Board President Tommy Vaughn cautiously placed the May time frame for completion during a jail update at Monday’s Board of Supervisor Meeting. Vaughn has worked almost daily at the jail site, keeping a close watch on the construction of the new jail and overseeing the construction of a second, smaller building that will house state inmates. The main jail will house up to 65 inmates, while the smaller building will house up to 25 state inmates.
Vaughn reported the sewage and water infrastructure for the site was almost completed and electricity will be connected to the facility in the next week.
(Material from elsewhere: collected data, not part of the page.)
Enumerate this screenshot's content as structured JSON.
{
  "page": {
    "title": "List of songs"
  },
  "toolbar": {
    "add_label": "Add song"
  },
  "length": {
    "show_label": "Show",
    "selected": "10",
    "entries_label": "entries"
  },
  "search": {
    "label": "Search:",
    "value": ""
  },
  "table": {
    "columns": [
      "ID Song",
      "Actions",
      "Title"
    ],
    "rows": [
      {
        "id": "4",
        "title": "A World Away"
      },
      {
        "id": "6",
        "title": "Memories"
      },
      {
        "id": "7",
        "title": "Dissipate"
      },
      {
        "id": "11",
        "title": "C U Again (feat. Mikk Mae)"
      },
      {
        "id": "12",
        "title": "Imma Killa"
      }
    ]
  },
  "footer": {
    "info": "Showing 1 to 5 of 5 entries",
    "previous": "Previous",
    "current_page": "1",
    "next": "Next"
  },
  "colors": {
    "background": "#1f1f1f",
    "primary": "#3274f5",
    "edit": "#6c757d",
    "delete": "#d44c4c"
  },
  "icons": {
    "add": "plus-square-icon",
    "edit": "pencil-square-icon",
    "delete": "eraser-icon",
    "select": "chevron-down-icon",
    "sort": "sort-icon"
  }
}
“After that heaters will work to warm the building so it can be painted,” he explained.
Additional work remaining at the jail includes installing fixtures, completing the sally port, or a secured entryway to book prisoners, building the basketball court and placing fencing around the state inmate building, Vaughn reported.
“I feel sure we will be there by the first of May if something catastrophic didn’t happen,” Vaughn explained.
As for the cost of the smaller building that will house up to 25 state inmates, Vaughn reported the savings had been significant for the facility after the county served as general contractor for this portion of the project, bidding each portion of the job separately.
“We looked at a bid of $275,000, right now we are at $99,000,” he explained, Remaining work includes placing insulation in the ceiling and building a fence around it.
Benchmark Construction was hired for a turn-key job on the main jail, which includes design work, securing financing and construction.
The Price Tag
The bulk of the financing for the jail came through a lease-purchase agreement executed last November when supervisors agreed to borrow up to $2.6 million to fund the construction. Another $430,000 was allocated from the county’s coffers for the project, pushing the total cost of the jail to over $3 million, not counting the cost of the separate state inmate building.
The $2.6 million debt will be repaid over 20 years at an annual cost of an estimated $184,000. Supervisors will not have to raise taxes to make the annual payment after millage was retained during the last two fiscal years that was previously allocated for a hospital bond payment the county was paying.
The county also received an ARC (Appalachian Regio-nal Commission) grant to fund the water and sewage improvements at the site. Another expense was the $50,000 price tag for the five-acre tract of land on Hwy. 32 where the jail is located.